Roland DG has presented a prototype of its new 3D printer, which it says will be aimed at small and medium-sized companies.
The prototype uses alumina powder and new jetting technologies making it possible to create complex ceramic objects based on jetting binder material into alumina powder. It can currently produce objects up to 300x250x150mm.
Michel Van Vliet, general manager of Roland DG’s industrial business development unit, explained that the new technology produces fine details and the precision suitable not only for the decorative field, but also for manufacturing industry parts such as ceramic filter elements, valves or heat insulators.
Roland DG described its goal as being to explore the possibility of offering a small to mid-range 3D printer which supports materials capable of expanding the use of 3D printing technology for rapid manufacturing by small to mid-size companies.
Van Vliet said: "Showcasing this new addition to our core technology prior to the release of an actual product streamlines the R&D process, and will enable our company to release products precisely tailored to the needs of customers."
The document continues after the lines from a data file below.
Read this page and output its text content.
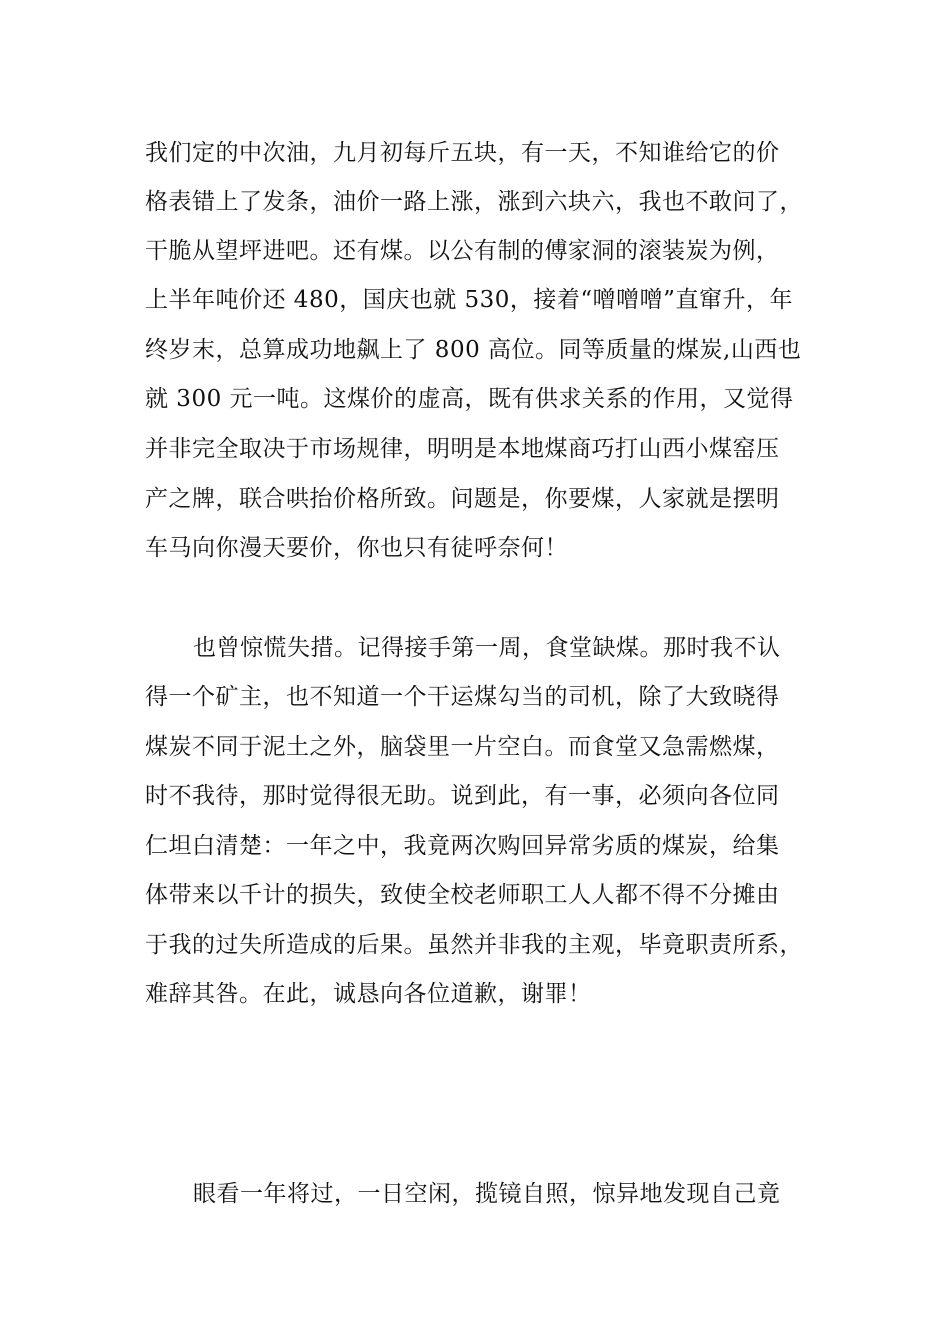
我们定的中次油，九月初每斤五块，有一天，不知谁给它的价
格表错上了发条，油价一路上涨，涨到六块六，我也不敢问了，
干脆从望坪进吧。还有煤。以公有制的傅家洞的滚装炭为例，
上半年吨价还 480，国庆也就 530，接着“噌噌噌”直窜升，年
终岁末，总算成功地飙上了 800 高位。同等质量的煤炭,山西也
就 300 元一吨。这煤价的虚高，既有供求关系的作用，又觉得
并非完全取决于市场规律，明明是本地煤商巧打山西小煤窑压
产之牌，联合哄抬价格所致。问题是，你要煤，人家就是摆明
车马向你漫天要价，你也只有徒呼奈何！
也曾惊慌失措。记得接手第一周，食堂缺煤。那时我不认
得一个矿主，也不知道一个干运煤勾当的司机，除了大致晓得
煤炭不同于泥土之外，脑袋里一片空白。而食堂又急需燃煤，
时不我待，那时觉得很无助。说到此，有一事，必须向各位同
仁坦白清楚：一年之中，我竟两次购回异常劣质的煤炭，给集
体带来以千计的损失，致使全校老师职工人人都不得不分摊由
于我的过失所造成的后果。虽然并非我的主观，毕竟职责所系，
难辞其咎。在此，诚恳向各位道歉，谢罪！
眼看一年将过，一日空闲，揽镜自照，惊异地发现自己竟
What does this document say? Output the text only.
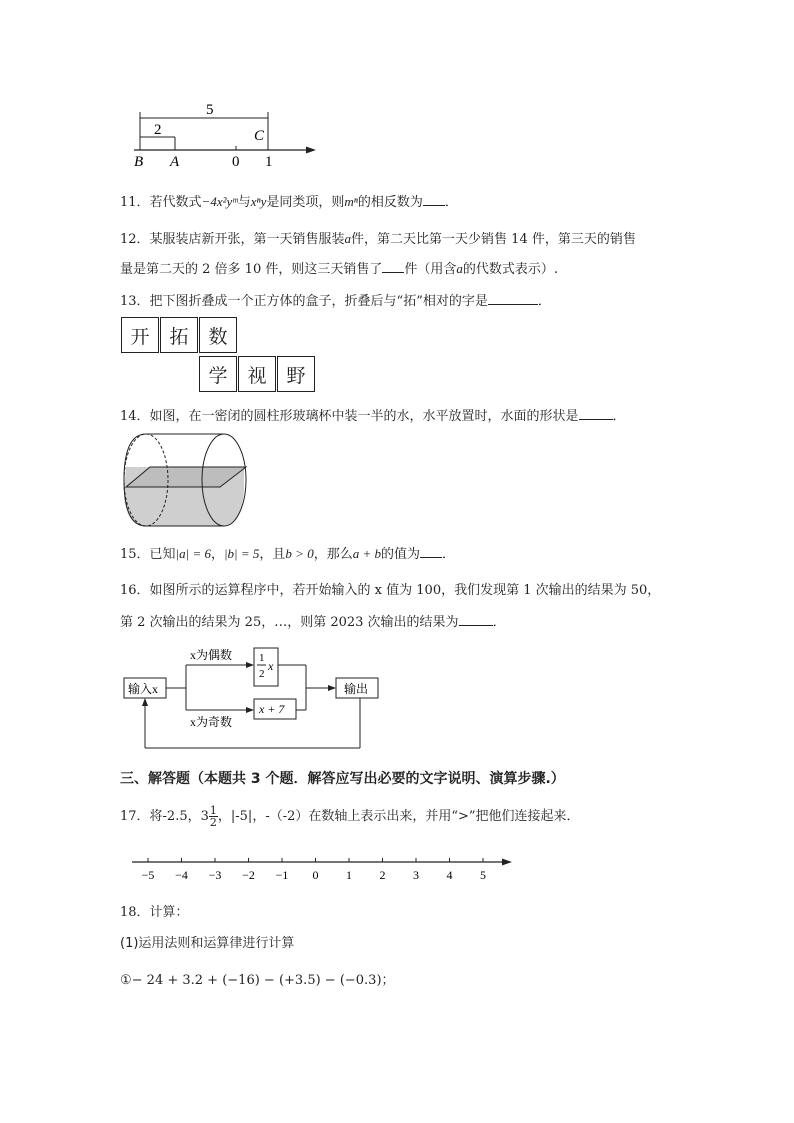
5
2	C
B A	0 1
11．若代数式−4x²yᵐ与xⁿy是同类项，则mⁿ的相反数为 ．
12．某服装店新开张，第一天销售服装a件，第二天比第一天少销售 14 件，第三天的销售
量是第二天的 2 倍多 10 件，则这三天销售了 件（用含a的代数式表示）.
13．把下图折叠成一个正方体的盒子，折叠后与“拓”相对的字是	．
开	拓	数
学	视	野
14．如图，在一密闭的圆柱形玻璃杯中装一半的水，水平放置时，水面的形状是	．
15．已知|a| = 6，|b| = 5，且b > 0，那么a + b的值为 ．
16．如图所示的运算程序中，若开始输入的 x 值为 100，我们发现第 1 次输出的结果为 50，
第 2 次输出的结果为 25，…，则第 2023 次输出的结果为	．
输入x
x为偶数
x为奇数
1
2
x
x + 7
输出
三、解答题（本题共 3 个题．解答应写出必要的文字说明、演算步骤.）
17．将-2.5， $3 \frac{1}{2}$ ，|-5|，-（-2）在数轴上表示出来，并用“>”把他们连接起来．
−5 −4 −3 −2 −1 0 1 2 3 4 5
18．计算：
(1)运用法则和运算律进行计算
①− 24 + 3.2 + (−16) − (+3.5) − (−0.3)；
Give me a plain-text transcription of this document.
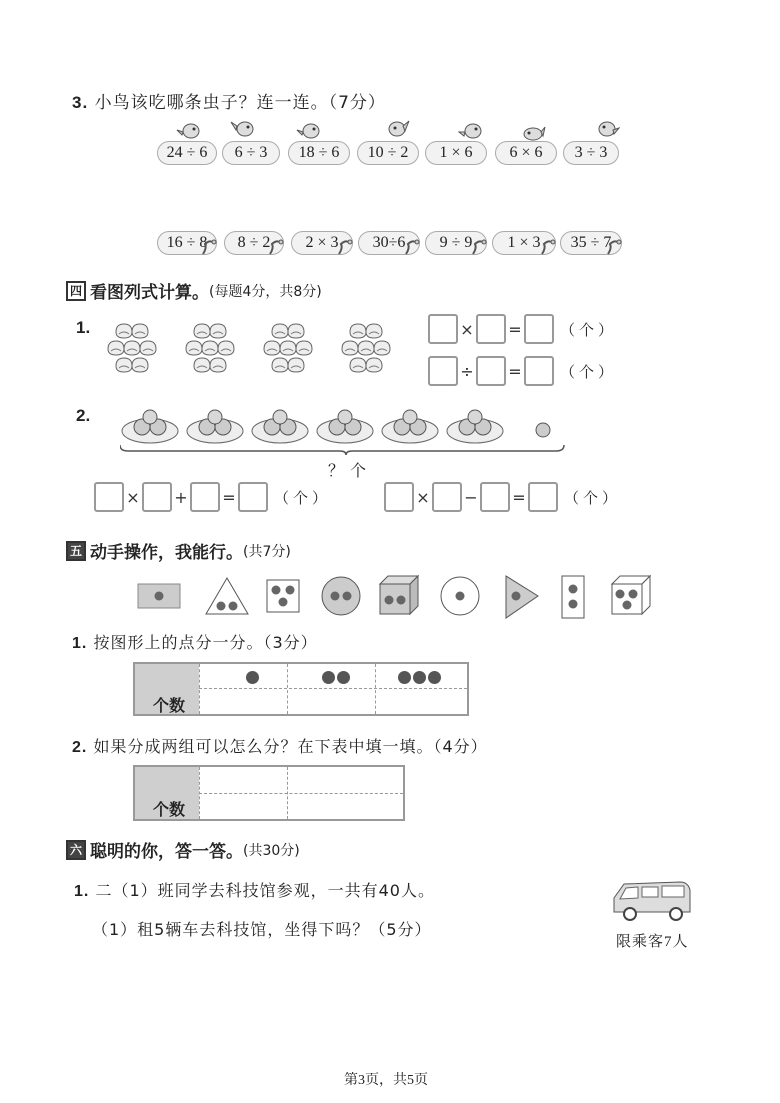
3. 小鸟该吃哪条虫子？连一连。（7分）
24 ÷ 6	6 ÷ 3	18 ÷ 6	10 ÷ 2	1 × 6	6 × 6	3 ÷ 3
16 ÷ 8	8 ÷ 2	2 × 3	30÷6	9 ÷ 9	1 × 3	35 ÷ 7
四 看图列式计算。 (每题4分，共8分)
1.	× =	（个）
÷ =	（个）
2.
？个
× + =	（个）	× − =	（个）
五 动手操作，我能行。 (共7分)
1. 按图形上的点分一分。（3分）
个数
2. 如果分成两组可以怎么分？在下表中填一填。（4分）
个数
六 聪明的你，答一答。 (共30分)
1. 二（1）班同学去科技馆参观，一共有40人。
（1）租5辆车去科技馆，坐得下吗？（5分）
限乘客7人
第3页，共5页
"Addressing market demands and delivering complete solutions has always been a strategic goal of the company. Now, we can take the product development process to the next step by providing the opportunity for the public to influence our next product by listening to their feedback."
This will be Roland’s second announcement into the 3D market, following the release of its ARM-10 more than two years ago, but the company said this machine will target a “completely different market.”
The machine drops jets onto a bed of alumina powder and uses a water-based binder to layer the object being created.
After printing, the object is dried in an oven for around an hour, before it goes through a conventional 24-hour sintering process, which involves a heating and cooling sequence.
Van Vliet said to PrintWeek: “The traditional process of developing a product is you bring the product to market when it is ready. We are working on products and want to test the market and see what is the real interest and identify the real customer."
“We know everything about large-format and UV printing but 3D is a different world and one of the reasons we did not release it earlier is we wanted to get it to manufacturing requirements."
Van Vliet said the technology has been in development for around 18 months and the machine will change drastically between now and when it is due for release, but stressed that it will be constantly tweaked in line with developments in 3D.